Não coce a barriga quando morrer outro professor!
Josefa Marques era professora do 1º ciclo do ensino básico, mãe de dois filhos, tinha 51 anos e morreu na sequência de um acidente vascular cerebral, que se somou a uma doença oncológica em grau avançado. Josefa Marques fazia quimioterapia. Nos últimos anos, o Regime de Mobilidade por Doença, colocando-a sempre perto da sua residência, permitiu-lhe ter o apoio da família. Mas a mudança ditada por João Costa, em nome da gestão de curto prazo de uma entidade metafísica despersonalizada, a que os tecnocratas chamam capital humano, foi colocá-la este ano a 207 quilómetros de casa.
Quando julgava que tínhamos chegado ao limite da desumanidade e do cinismo, eis que o ministro da Educação, em momento de dor e à boleia da ladainha arcaica do lamento, veio publicamente lembrar que “o Regime de Mobilidade por Doença permitia que a requerente apresentasse 11 escolas de proximidade para onde pretendia a deslocação, tendo a docente indicado [apenas] três opções”. Subliminarmente, subjacente ao lamento, eis mais uma facada de magarefe destro: afinal, a culpa foi da requerente!
Josefa Marques, inconformada com a insensibilidade com que o seu caso foi apreciado, pediu a revisão da falta de vaga na terra. O ministro da Educação respondeu-lhe assim, depois de morta. Espero que a justiça divina tenha sido mais magnânima que a justiça de João Costa e Josefa Marques tenha encontrado uma vaga no céu.
Naturalmente que não atribuo a João Costa responsabilidade directa na morte da professora Josefa Marques. Mas acuso-o de assédio moral no último transe da vida dela, por lhe ter recusado, sem qualquer vestígio de humanidade, solidariedade, empatia, sequer, a mobilidade por doença. No calvário que viveu durante os seis anos em que lutou contra o cancro, não deve ter havido nada mais doloroso do que ser destratada pelo sistema que serviu toda a vida quando, no fim dela, corpo carente de veneno quimioterápico, a mandaram trabalhar a 207 quilómetros dos seus.

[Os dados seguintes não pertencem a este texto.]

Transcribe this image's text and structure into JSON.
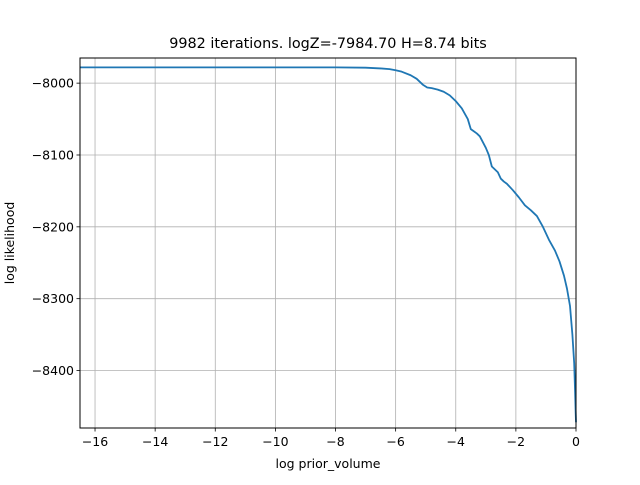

A República vai pagar um preço alto por ter deixado a Educação nas mãos de João Costa. Misturar a sua cegueira com a busca de soluções tem sido desastroso para a escola pública. As manipulações, que antes tentava alinhar com a ortodoxia estatística, são cada vez mais descaradas e inesperadas.
A 26 de Setembro, durante uma visita a uma escola de Santo Tirso, João Costa disse haver, por semana, mil baixas por doença, apresentadas por professores. Mas falando de horários por preencher já usou um indicador percentual: 3%. No sistema de ensino labutam 130517 professores. Se seguisse a mesma regra, o ministro poderia ter dito que o número de baixas que referiu correspondia a 0,76% dos professores. Porque escolheu o valor absoluto em vez do percentual? Obviamente porque 1000 impressiona bem mais que 0,76.
Perdi a paciência para lidar com hipócritas, porque é graças à generosidade dos que os suportam que classes profissionais inteiras são esmagadas e enxovalhadas constantemente. Mas no transe dramático em que a morte de Josefa Marques nos mergulhou, não posso deixar de pensar nos outros 2876 professores, de frágil saúde física e psíquica dentro de uma classe globalmente demasiado castigada, a quem, tendo sido reconhecida uma doença incapacitante, foi negada uma mudança de escola ao abrigo do Regime de Mobilidade por Doença. Por eles, em nome deles, permita, professor-ministro, que um velho, que deu à Educação os melhores anos da sua vida e também passou pela política, que na política conheceu as piores pessoas, as mais mesquinhas, as mais desonestas, as mais incompetentes, e nas escolas se cruzou com as melhores, as mais generosas, as mais sabedoras, as mais humanas, lhe recorde uma máxima dos escuteiros, de que o senhor também é chefe: nunca é tarde para nos reconciliarmos com a justiça e reconhecer que nos enganámos.
Se não for capaz, ao menos não coce a barriga quando morrer outro professor!